The Gospel is not just a series of facts to which we yield our assent but a dramatic narrative that re-plots our identity. - Michael HortonSo I'm reading and journaling through the Gospel of Mark slowly. Very slowly. I don't know how long I've been doing this, but I just finished chapter 1.
Here's something I'm beginning to realize. The gospel is, at least in one significant sense, a story. The gospel is not a set of theological propositions. The gospel may have many aspects, but any time you boil it down to mere theological propositions, it is no longer the gospel. The propositions may be important, they may be helpful, and they may be true and weighty, but they are not the gospel. They are, I would say (snidely), transliterations of the gospel into sem-speak. Most people I know who have been in seminary, training to be preachers, speak sem-speak. They act like they've got a fish on the line every time they open their mouth, but really it's just a textbook.
I'm not suggesting the gospel is only a story and nothing more. But the four documents in the NT that are specifically known as "Gospels" are narratives about who Jesus was and what he did and what he said. I'm not dismissing theological education at all, only suggesting that if Jesus thought sem-speak was the best way to communicate the riches of the gospel, well, that's how he would have talked.
But I was going to say, in the Gospel of Mark you run across this word gospel right away, in verse one, and you realize that Mark is calling the whole narrative, this story you are about to read, the gospel. Then again, you soon find out that Jesus, when he starts his ministry, is preaching something that he refers to as the gospel, and it's not the same as the story Mark is telling.

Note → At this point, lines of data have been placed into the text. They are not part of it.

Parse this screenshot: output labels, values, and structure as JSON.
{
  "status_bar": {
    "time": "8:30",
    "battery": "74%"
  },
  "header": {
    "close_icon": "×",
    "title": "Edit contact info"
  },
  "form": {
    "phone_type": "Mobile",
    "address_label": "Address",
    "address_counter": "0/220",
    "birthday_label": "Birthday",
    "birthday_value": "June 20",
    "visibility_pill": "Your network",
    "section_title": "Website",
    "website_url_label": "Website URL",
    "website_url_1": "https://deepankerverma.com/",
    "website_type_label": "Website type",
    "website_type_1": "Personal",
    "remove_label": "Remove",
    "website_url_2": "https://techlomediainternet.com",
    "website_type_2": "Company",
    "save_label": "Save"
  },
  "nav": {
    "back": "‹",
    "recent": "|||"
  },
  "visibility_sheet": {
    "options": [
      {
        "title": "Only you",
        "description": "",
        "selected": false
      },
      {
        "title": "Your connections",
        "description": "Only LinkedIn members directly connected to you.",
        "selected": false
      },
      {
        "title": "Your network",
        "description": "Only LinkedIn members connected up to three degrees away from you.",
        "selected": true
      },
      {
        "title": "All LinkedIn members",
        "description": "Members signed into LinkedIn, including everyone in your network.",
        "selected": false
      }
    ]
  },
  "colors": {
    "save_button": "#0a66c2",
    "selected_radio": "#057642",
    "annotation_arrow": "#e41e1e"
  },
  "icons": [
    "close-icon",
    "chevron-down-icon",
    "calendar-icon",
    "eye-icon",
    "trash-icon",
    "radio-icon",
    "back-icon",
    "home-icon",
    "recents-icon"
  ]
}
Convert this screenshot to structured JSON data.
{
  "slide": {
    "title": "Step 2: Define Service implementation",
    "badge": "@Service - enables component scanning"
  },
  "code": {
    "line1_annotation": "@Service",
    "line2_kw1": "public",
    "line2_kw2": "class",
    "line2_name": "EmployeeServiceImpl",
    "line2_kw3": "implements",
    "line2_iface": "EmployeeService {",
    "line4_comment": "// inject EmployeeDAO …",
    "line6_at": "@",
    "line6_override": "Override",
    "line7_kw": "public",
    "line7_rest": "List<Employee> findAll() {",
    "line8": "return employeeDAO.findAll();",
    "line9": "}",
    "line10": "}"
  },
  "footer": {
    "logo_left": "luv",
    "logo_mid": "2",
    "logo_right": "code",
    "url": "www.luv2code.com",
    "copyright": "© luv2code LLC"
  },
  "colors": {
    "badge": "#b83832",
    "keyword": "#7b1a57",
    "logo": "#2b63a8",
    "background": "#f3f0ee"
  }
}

Jesus is announcing good news about the availability of the Kingdom of God. So that's the gospel too. A crazy announcement about the Kingdom of God. But it's an announcement that happens within the context of the story called "gospel," and it is an announcement that ramifies considerably as the story unfolds. In other words, all stories start somewhere, and that's where Jesus starts. It's his "point of entry" into something that will--at its center--have the words and deeds of Jesus. His story.
So you see we're back to a story again. A story about what Jesus did and said. And accomplished. What I'm trying to get away from as I read Mark is the tendency to separate each passage into a life-lesson or even a glorious message of encouragement, but to see it as a piece of the whole, which is a narrative. A story.
Now every part of this story has implications for life, and I'm not dismissing that, only sometimes I think we stray far and wide in the realm of "application," leaving the story behind. Some of the best preaching I've ever heard has been nothing more than a humble retelling of the gospel story.
And here's the clincher: I think when we leave the story behind, we leave the subject of the story behind. In a sense we leave reality behind, and go off into our own heads. We leave behind the living Jesus in favor of preaching-opportunities, injunctions, advice, corrective measures, critiques of "the world," imperatives, "Daily Bread" type encouragement, and a whole host of other things.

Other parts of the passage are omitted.